W tym roku postawili na sandały
Chłodna aura nie przeszkodziła w samborowickich świętomarcińskich obchodach. Tradycyjnie mieszkańcy przygotowali przedstawienie uliczne, tym razem pt. „św. Marcin przyjaciel ubogiego człowieka”. – Mamy w tym roku wyjątkowe ubiory, wszyscy się zaparli i wystąpili w sandałach. Tego nigdy nie było – uśmiecha się sołtys wioski Adrian Niewiera. Wydarzenie zorganizowano w niedzielne popołudnie 10 listopada.
Przemarsz przez wieś to standard świętomarcińskich obchodów, które wieńczy inscenizacja, kiedy to rzymski żołnierz pomaga żebrakowi. Samborowiczanie obchodzą to wydarzenie uroczyściej. Tam oprócz wspomnianej scenki, prezentowane są epizody z życia świętego. Dlatego też w rolę św. Marcina wcielają się dwie osoby: młodym św. Marcinem był Patryk Grzegorczyk, natomiast dorosłym – tradycyjnie sołtys Adrian Niewiera. Za reżyserię odpowiadała Dorota Plura. Obchody we wsi rozpoczęło nabożeństwo ku czci św. Marcina w kościele parafialnym, zwieńczyła natomiast rodzinna zabawa taneczna. Była to już 18. odsłona tego wydarzenia.
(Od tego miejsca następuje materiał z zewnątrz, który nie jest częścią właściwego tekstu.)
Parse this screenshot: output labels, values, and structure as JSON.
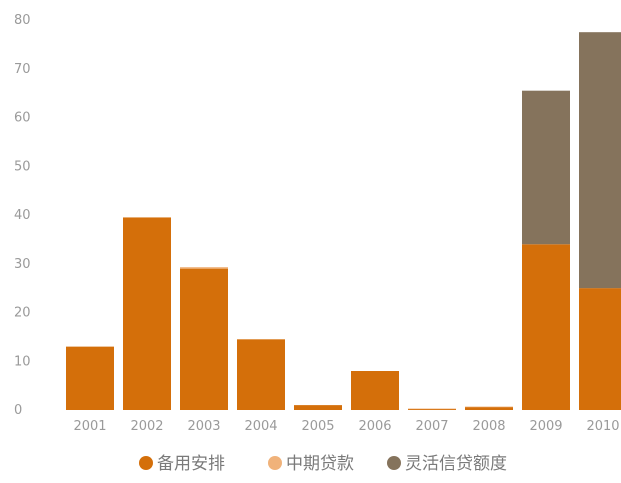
{
  "chart_data": {
    "type": "bar",
    "stacked": true,
    "categories": [
      "2001",
      "2002",
      "2003",
      "2004",
      "2005",
      "2006",
      "2007",
      "2008",
      "2009",
      "2010"
    ],
    "series": [
      {
        "name": "备用安排",
        "color": "#d46f0a",
        "values": [
          13,
          39.5,
          29,
          14.5,
          1,
          8,
          0.2,
          0.6,
          34,
          25
        ]
      },
      {
        "name": "中期贷款",
        "color": "#f0b27a",
        "values": [
          0,
          0,
          0.3,
          0,
          0,
          0,
          0.1,
          0.1,
          0,
          0
        ]
      },
      {
        "name": "灵活信贷额度",
        "color": "#85735c",
        "values": [
          0,
          0,
          0,
          0,
          0,
          0,
          0,
          0,
          31.5,
          52.5
        ]
      }
    ],
    "yticks": [
      0,
      10,
      20,
      30,
      40,
      50,
      60,
      70,
      80
    ],
    "ylim": [
      0,
      80
    ],
    "grid": false,
    "legend_position": "bottom"
  }
}
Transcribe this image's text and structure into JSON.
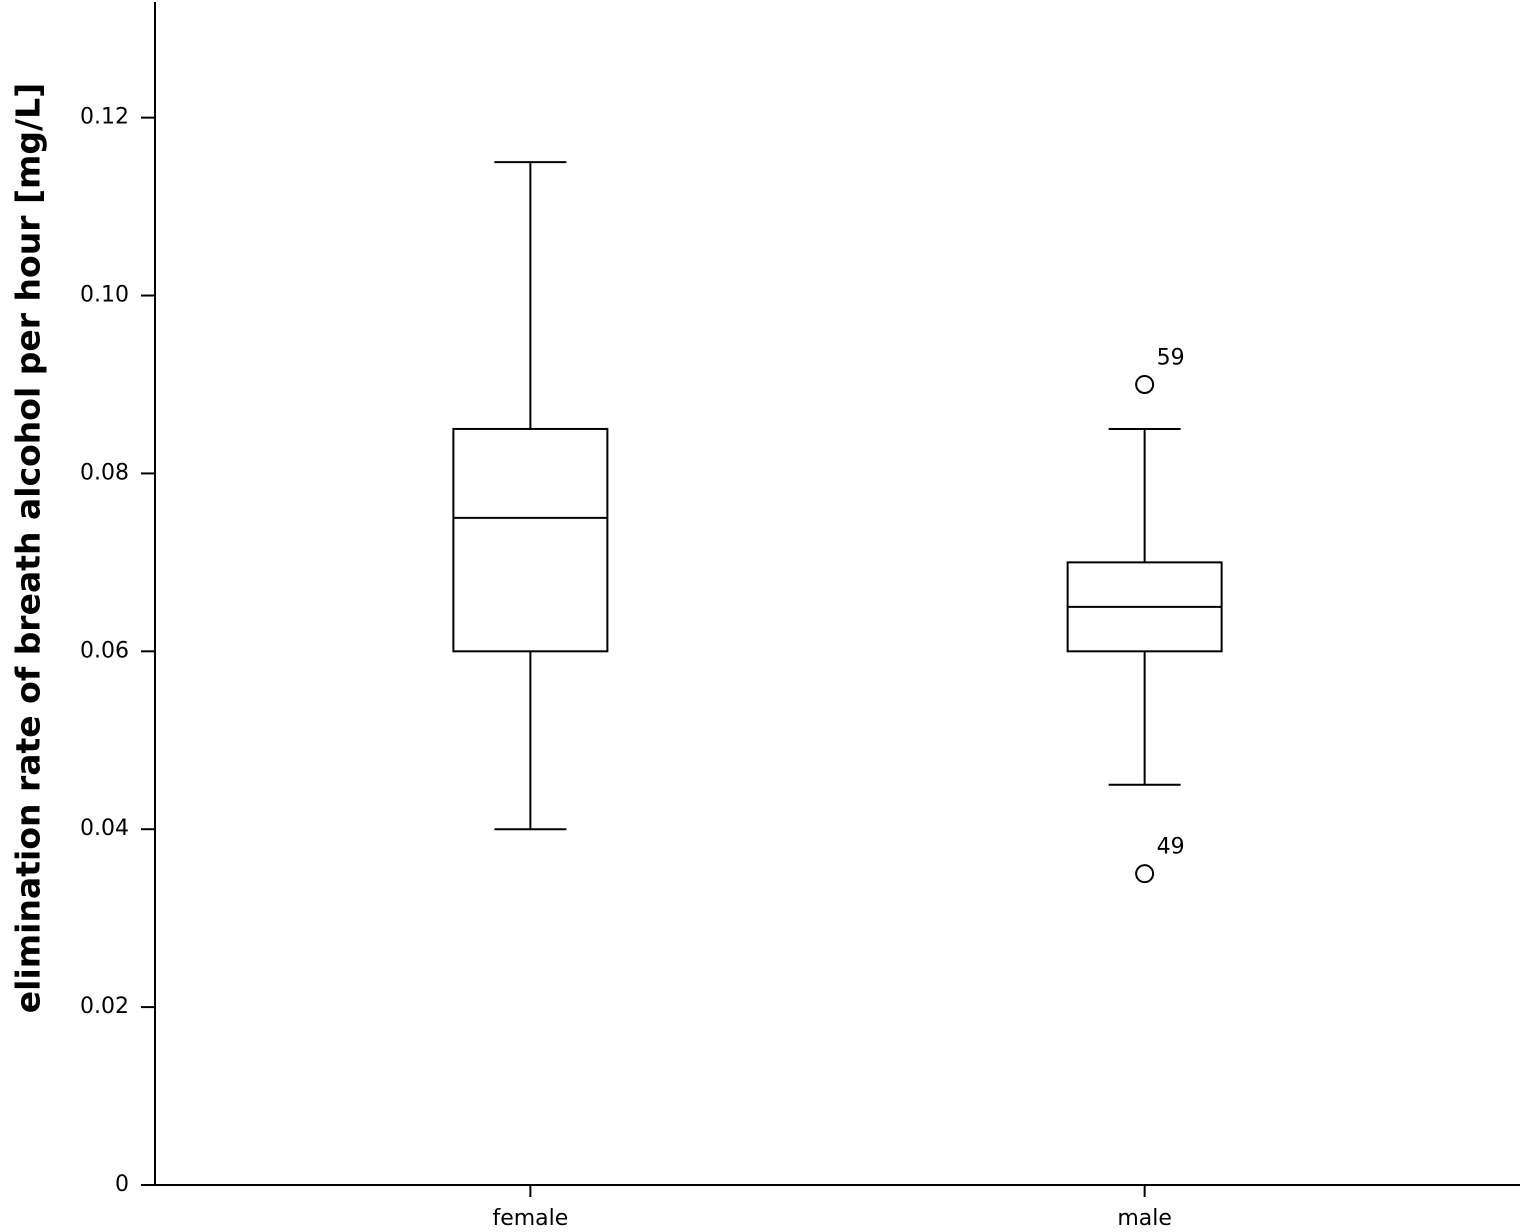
{
  "chart_data": {
    "type": "box",
    "y_label": "elimination rate of breath alcohol per hour [mg/L]",
    "categories": [
      "female",
      "male"
    ],
    "boxes": [
      {
        "low": 0.04,
        "q1": 0.06,
        "median": 0.075,
        "q3": 0.085,
        "high": 0.115,
        "outliers": []
      },
      {
        "low": 0.045,
        "q1": 0.06,
        "median": 0.065,
        "q3": 0.07,
        "high": 0.085,
        "outliers": [
          {
            "value": 0.09,
            "label": "59"
          },
          {
            "value": 0.035,
            "label": "49"
          }
        ]
      }
    ],
    "ylim": [
      0,
      0.133
    ],
    "yticks": [
      0,
      0.02,
      0.04,
      0.06,
      0.08,
      {
        "value": 0.1,
        "label": "0.10"
      },
      0.12
    ],
    "color": "#000000"
  }
}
Obchody św. Marcina w Samborowicach zainicjował ówczesny proboszcz miejscowej parafii, ks. Zbigniew Gajewski, który posługiwał w Samborowicach przez 17 lat, był równocześnie kapelanem w raciborskim Zakładzie Karnym. W sierpniu 2018 roku, na mocy dekretu biskupa opolskiego, przeniósł się do podopolskiej parafii w Sławicach. – Osiemnastka zobowiązuje, przez te wszystkie lata dopracowywaliśmy szczegóły i osiągnęliśmy prawie perfekcjonizm – my nieprofesjonaliści zwykli aktorzy. To taka nasza spontaniczna gra – komentuje głowa wsi.
Sołtys Adrian Niewiera zauważa, że najważniejszym przesłaniem wspomnienia św. Marcina jest to, aby trwać przy wierze oraz dzielić się swoją dobrocią. – By nie zamykać się, mieć szeroką opcję tego, że wśród nas, w dzisiejszych czas są osoby, które potrzebują wsparcia, a może i nawrócenia – mówi nam.
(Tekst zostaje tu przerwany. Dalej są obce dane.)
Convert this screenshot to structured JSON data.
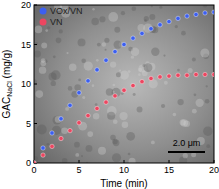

W przedstawienie zaangażowało się szereg osób. Nie zabrakło również klaczy Federiny. To, jak mówią w Samborowicach „niezawodna aktorka” inscenizacji na św. Marcina. Jej właścicielem jest Bernard Świerczek, odkupił ją jako „emerytkę”. Wcześniej biegała na torze wyścigów konnych w Służewcu i miała zostać przeznaczona już na rzeź. Kilkanaście lat temu właściciel klaczy jeździł nią jeszcze na procesje konne. Od pięciu lat koń uczestniczy już tylko w inscenizacjach przygotowywanych na św. Marcina. Obecnie ma 30 lat.
– To ciekawe przeżycie, występuję już w tych inscenizacjach od około pięciu lat. To wspaniała zabawa, świetnie spędzony czas – opowiada o udziale w wydarzeniu Patryk Grzegorczyk. – Najważniejsze dla nas jest to, że razem się spotykamy i możemy przeżyć to wspólnie – zauważa z kolei Damian Herber.